Theorizing Bono

by Peter Spiro

Today’s WaPo has this lengthy feature on Bono and his humanitarian politicking. It’s a Style section piece, tending to puffery. But there’s some interesting information here which (even for those of us who mostly missed him as a musician) makes clear that he has to be taken seriously. Like the fact that he has 75 full-time staffers in his DC lobbying office.

So how to plug Bono into IR/IL paradigms? As Martha Finnemore and Kathyrn Sikkink describe in this article, “transnational norm entrepreneurs” are

extremely rational and, indeed, very sophisticated in their means-ends calculations about how to achieve their goals. They engage in something we would call “strategic social construction:” these actors are making detailed means-ends calculations to maximize their utilities, but the utilities they want to maximize involve changing the other players’ utility functions in ways that reflect the normative commitments of the norm entrepreneurs.

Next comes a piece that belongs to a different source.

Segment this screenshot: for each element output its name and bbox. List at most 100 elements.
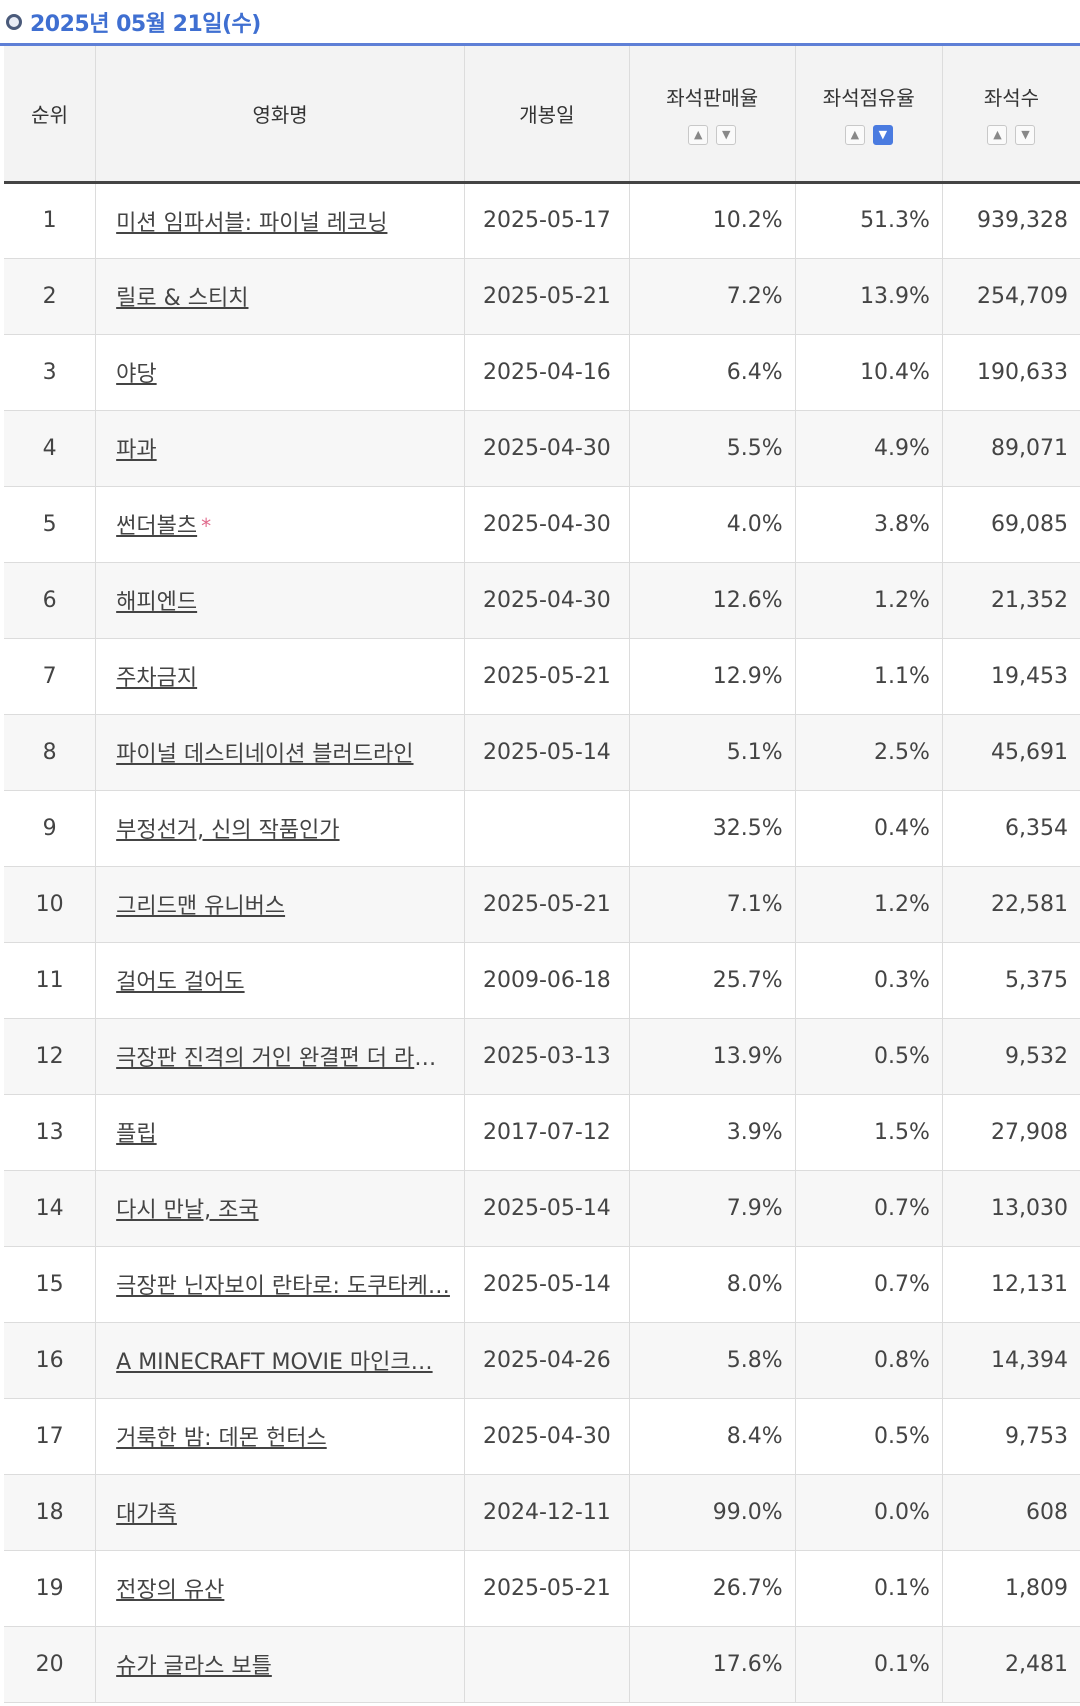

Bono seems to fit the bill. Unlike NGOs, he doesn’t seem to use shaming as a tool, nor does he seem deploy voting constituencies or campaign contributions. (As a non-citizen, non-permanent resident, Bono isn’t even allowed to give money to federal candidates.) Perhaps it’s a moral authority, like the Pope (though the Pope of course does have a clear political constituency). Is it that the average unglamourous legislator craves the attention of a rock star, and changes her “utility functions” accordingly? Something like the cocktail party theory of Justice Kennedy. In any case, the Bono phenomenon would seem to give the lie to insulated, two-level models of political process.